Sport : Silber am laufenden Band

Die deutschen Kombinierer werden Zweite hinter Finnland bei der Staffel der Nordischen Ski-WM

Marc Beyer[Sapporo]

„Heute feiern wir, das zahle ich gerne“, sagte der Bundestrainer der Nordischen Kombinierer am Sonntag leichtfertig, nachdem seine Männer die Silbermedaille in der WM-Staffel in Sapporo geholt hatten. Die Athleten schienen dem Angebot des Trainers nicht ganz zu trauen. „Er hat eigentlich noch nie einen ausgegeben“, gab Ronny Ackermann zu bedenken. Tino Edelmann ging deshalb auf Nummer sicher: „Hat das jemand auf Band?“

Ein lustiger Abend kündigte sich an im Quartier der deutschen Kombinierer, die praktischerweise mitten in Sapporo untergebracht sind. Bis zum Samstag bleibt ihnen ausreichend Zeit, den alten Wettkampf nach- und den kommenden vorzubereiten. Frühzeitig hat die Mannschaft das interne Ziel von zwei Medaillen erreicht. Unzufrieden mit der Medaillen-Farbe war niemand. Nicht einmal Björn Kircheisen, dabei würde er im Teamrennen so gerne auch einmal etwas anderes gewinnen als immer wieder Silber. Das fünfte in Folge hat er nun schon im Kollektiv ersprungen und erlaufen. „Das ganze Silber lagere ich in der Wohnzimmer-Vitrine“, sagte Kircheisen nach dem Staffellauf. Dazu kamen die Bronzemedaille vom Sprint am Freitag und seine anderen Einzel-Plaketten. Irgendwann wird hoffentlich auch Gold im Quartett dazukommen. Der 23-jährige Björn Kircheisen ist noch jung genug, um optimistisch zu sein: „Vielleicht 2009 oder 2011 kann es klappen“, meint er.
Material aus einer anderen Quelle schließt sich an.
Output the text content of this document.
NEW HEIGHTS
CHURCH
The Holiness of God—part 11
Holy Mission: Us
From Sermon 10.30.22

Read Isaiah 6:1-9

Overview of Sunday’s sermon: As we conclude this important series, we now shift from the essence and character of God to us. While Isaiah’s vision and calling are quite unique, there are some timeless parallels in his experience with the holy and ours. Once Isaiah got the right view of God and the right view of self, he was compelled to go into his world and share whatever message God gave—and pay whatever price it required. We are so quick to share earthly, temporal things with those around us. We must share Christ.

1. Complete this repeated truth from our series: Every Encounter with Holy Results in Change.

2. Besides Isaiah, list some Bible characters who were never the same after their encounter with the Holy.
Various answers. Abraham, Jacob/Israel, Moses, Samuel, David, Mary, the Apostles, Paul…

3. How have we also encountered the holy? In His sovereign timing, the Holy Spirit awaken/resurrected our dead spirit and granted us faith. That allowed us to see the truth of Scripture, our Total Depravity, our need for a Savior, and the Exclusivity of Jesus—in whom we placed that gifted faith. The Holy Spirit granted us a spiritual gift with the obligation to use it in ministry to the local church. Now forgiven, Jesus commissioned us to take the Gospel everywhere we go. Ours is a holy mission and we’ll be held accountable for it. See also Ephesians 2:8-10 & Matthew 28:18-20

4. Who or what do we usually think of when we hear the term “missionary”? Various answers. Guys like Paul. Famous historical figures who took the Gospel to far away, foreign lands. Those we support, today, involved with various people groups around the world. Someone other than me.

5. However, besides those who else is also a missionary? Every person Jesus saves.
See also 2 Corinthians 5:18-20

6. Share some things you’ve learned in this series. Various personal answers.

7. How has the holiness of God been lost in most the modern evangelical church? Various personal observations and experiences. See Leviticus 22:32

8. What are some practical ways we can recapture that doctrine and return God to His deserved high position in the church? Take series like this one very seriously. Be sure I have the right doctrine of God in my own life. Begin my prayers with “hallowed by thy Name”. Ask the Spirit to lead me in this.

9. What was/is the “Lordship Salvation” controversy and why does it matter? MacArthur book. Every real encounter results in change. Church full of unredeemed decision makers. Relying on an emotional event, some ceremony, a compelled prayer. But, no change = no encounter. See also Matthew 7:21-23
In diesem Jahr stand der Schlussläufer der Staffel des Deutschen Skiverbands (DSV) vor einer unlösbaren Aufgabe. An Hannu Manninen, dem vierten Mann der Finnen, führte einfach kein Weg vorbei. „Der ist halt eine Maschine“, sagte Kircheisen resigniert. Die Überlegenheit des Finnen hatte er schon am Freitag im Sprint gespürt, als Manninen eine Dreiviertelminute auf ihn wettmachte und dann vorbeirauschte, als wäre das die leichteste Übung. Diesmal starteten beide fast gleichauf – doch anderthalb Kilometer vor dem Ziel wiederholte sich die Geschichte. Der Finne zog an und der Deutsche hatte nicht mehr die Kraft, ihm zu folgen.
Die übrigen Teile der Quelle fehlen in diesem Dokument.